In Today’s Deep Space Extra… NASA’s Commercial Crew Program test flights of SpaceX’s Crew Dragon and Boeing’s CST-100 Starliner have been slowed by a record partial U.S. government shutdown. Global temperatures continue to rise, according to independent assessments from NASA and NOAA.

Human Space Exploration

SpaceX’s Crew Dragon suffers third straight setback

Coalition Member in the News – Boeing

CNET.com (2/6): NASA wants to launch astronauts from U.S. soil for the first time in years with Elon Musk and Boeing’s help — but it still needs time. We’re going to have to wait a bit longer to finally see astronauts take a ride aboard new spacecraft from SpaceX and Boeing. NASA announced Wednesday that the first uncrewed test launches of SpaceX’s Crew Dragon spaceship and Boeing’s Starliner have been pushed back yet again. This is the third month in a row that NASA has announced a further delay for the first major test flight of Crew Dragon.

 

Space Science

Earth marks fourth hottest year on record as Congress opens climate hearings

Politico (2/6): 2018 was the Earth’s fourth warmest year, according to independent climate assessments from NASA and NOAA that were presented on Wednesday. Collectively, the last five years represent the warmest years in the modern record, dating to 1880, supporting concerns over a changing climate due to rising concentrations of carbon dioxide. The U.S. House’s new Democratic leadership plans hearings on the issue.

Tiny swarming spacecraft could do more than map the solar system

NBC News (2/5): A NASA planetary science veteran and Honeybee Robotics have conjured a strategy for preparing future human explorers for a range of solar system destinations using fleets of precursor robot hoppers that are equipped to refuel themselves. The mobile robots are the brainchild of Philip Metzger, a University of Central Florida (UCF) planetary scientist, who participated in a recent demonstration of the concept, which is intended to lower costs and use off the shelf components, much like CubeSats.

Hayabusa 2 probe to try to land on asteroid Ryugu on February 22: JAXA

The Mainichi of Japan (2/6): The Japan Aerospace Exploration Agency (JAXA) has set February 28 as the landing date for its Hayabusa 2 asteroid sample return mission. The spacecraft, launched in late 2014, reached the asteroid Ryugu in late June and deployed lander/hoppers to the surface in September and October. The search for a landing zone sufficiently free of boulders in order to collect its first sample of surface material has paced the descent plans. The probe is to leave Ryugu late this year and return to Earth with its bounty in late 2020.

Inside-out dense iron planets probably the result of massive collision

Ars Technica (2/5): Our own solar system portrays a violent past when it comes to planetary formation, even the Earth and Moon appears the product of a substantial collision between two bodies. Then, there is the Kepler-107 star system, one iron rich with at least four planets, perhaps shaped by a series of head on collisions.

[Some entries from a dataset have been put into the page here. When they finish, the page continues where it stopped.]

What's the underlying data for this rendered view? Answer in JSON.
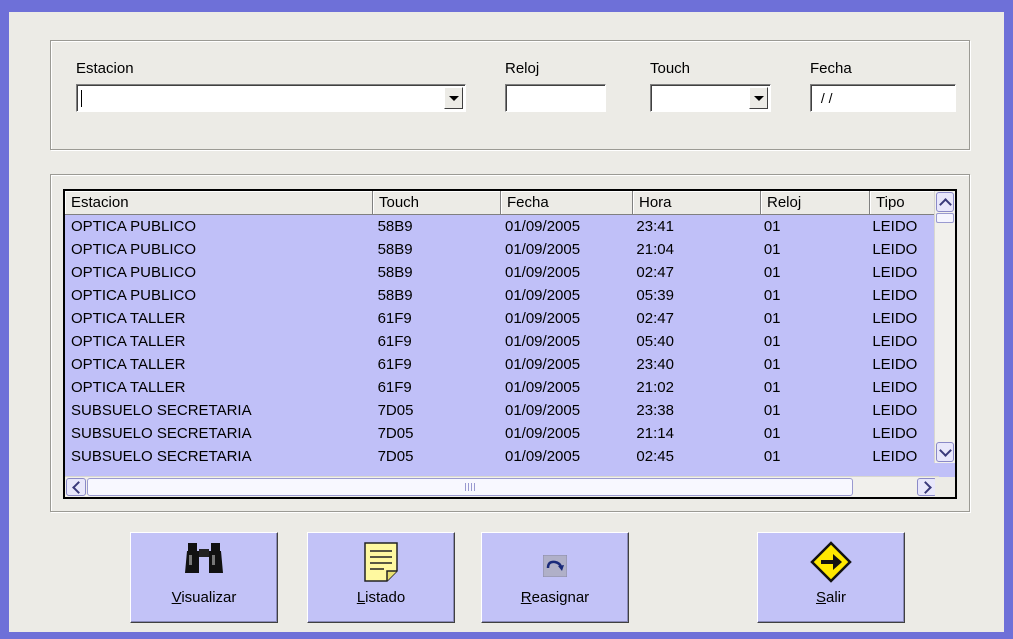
{
  "filters": {
    "estacion": {
      "label": "Estacion",
      "value": ""
    },
    "reloj": {
      "label": "Reloj",
      "value": ""
    },
    "touch": {
      "label": "Touch",
      "value": ""
    },
    "fecha": {
      "label": "Fecha",
      "value": " / /"
    }
  },
  "grid": {
    "columns": [
      "Estacion",
      "Touch",
      "Fecha",
      "Hora",
      "Reloj",
      "Tipo"
    ],
    "rows": [
      [
        "OPTICA PUBLICO",
        "58B9",
        "01/09/2005",
        "23:41",
        "01",
        "LEIDO"
      ],
      [
        "OPTICA PUBLICO",
        "58B9",
        "01/09/2005",
        "21:04",
        "01",
        "LEIDO"
      ],
      [
        "OPTICA PUBLICO",
        "58B9",
        "01/09/2005",
        "02:47",
        "01",
        "LEIDO"
      ],
      [
        "OPTICA PUBLICO",
        "58B9",
        "01/09/2005",
        "05:39",
        "01",
        "LEIDO"
      ],
      [
        "OPTICA TALLER",
        "61F9",
        "01/09/2005",
        "02:47",
        "01",
        "LEIDO"
      ],
      [
        "OPTICA TALLER",
        "61F9",
        "01/09/2005",
        "05:40",
        "01",
        "LEIDO"
      ],
      [
        "OPTICA TALLER",
        "61F9",
        "01/09/2005",
        "23:40",
        "01",
        "LEIDO"
      ],
      [
        "OPTICA TALLER",
        "61F9",
        "01/09/2005",
        "21:02",
        "01",
        "LEIDO"
      ],
      [
        "SUBSUELO SECRETARIA",
        "7D05",
        "01/09/2005",
        "23:38",
        "01",
        "LEIDO"
      ],
      [
        "SUBSUELO SECRETARIA",
        "7D05",
        "01/09/2005",
        "21:14",
        "01",
        "LEIDO"
      ],
      [
        "SUBSUELO SECRETARIA",
        "7D05",
        "01/09/2005",
        "02:45",
        "01",
        "LEIDO"
      ]
    ]
  },
  "buttons": {
    "visualizar": {
      "hotkey": "V",
      "rest": "isualizar",
      "icon": "binoculars-icon"
    },
    "listado": {
      "hotkey": "L",
      "rest": "istado",
      "icon": "notepad-icon"
    },
    "reasignar": {
      "hotkey": "R",
      "rest": "easignar",
      "icon": "redo-arrow-icon"
    },
    "salir": {
      "hotkey": "S",
      "rest": "alir",
      "icon": "exit-sign-icon"
    }
  },
  "colors": {
    "selection": "#c0c0f8",
    "button": "#c2c2f7",
    "frame": "#6e70d8"
  }
}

A space rock collision may explain how this exoplanet was born

ScienceNews.org (2/4): Cataclysmic collisions between space rocks have helped explain some of the solar system’s biggest mysteries, from how the moon formed to how Uranus got its lopsided rotation. But convincing evidence for such events happening outside of the solar system is scant. Now scientists think that they have found the first known example of a near head-on collision between two massive worlds in another planetary system, roughly 2,000 light-years away from Earth.

 

Other News

SciTech Europa met with the Director General of the European Space Agency (ESA), Johann-Dietrich Wörner in Brussels to discuss some of Agency’s current and future activities

SciTech Europa (2/6): In a meeting with SciTech Europa in Brussels, European Space Agency (ESA) director general Johann-Dietrich Wörner discussed future and ongoing exploration themes, stressing the peaceful uses of space to improve observations of solar activity, reduce orbital debris and advance planetary protection strategies to prevent an impact between the Earth and a large meteorite or asteroid.

Chinese satellite captures stunning backside image of the Moon with Earth

Verge (2/5): China’s Longjiang-2 satellite, which entered orbit around the Moon last June, has returned an image of the Moon’s far side with Earth in the background. The image was taken on February 3. The satellite acts a communications relay for China’s Chang’e 4, which landed on the Moon’s far side with a rover early this year, a first.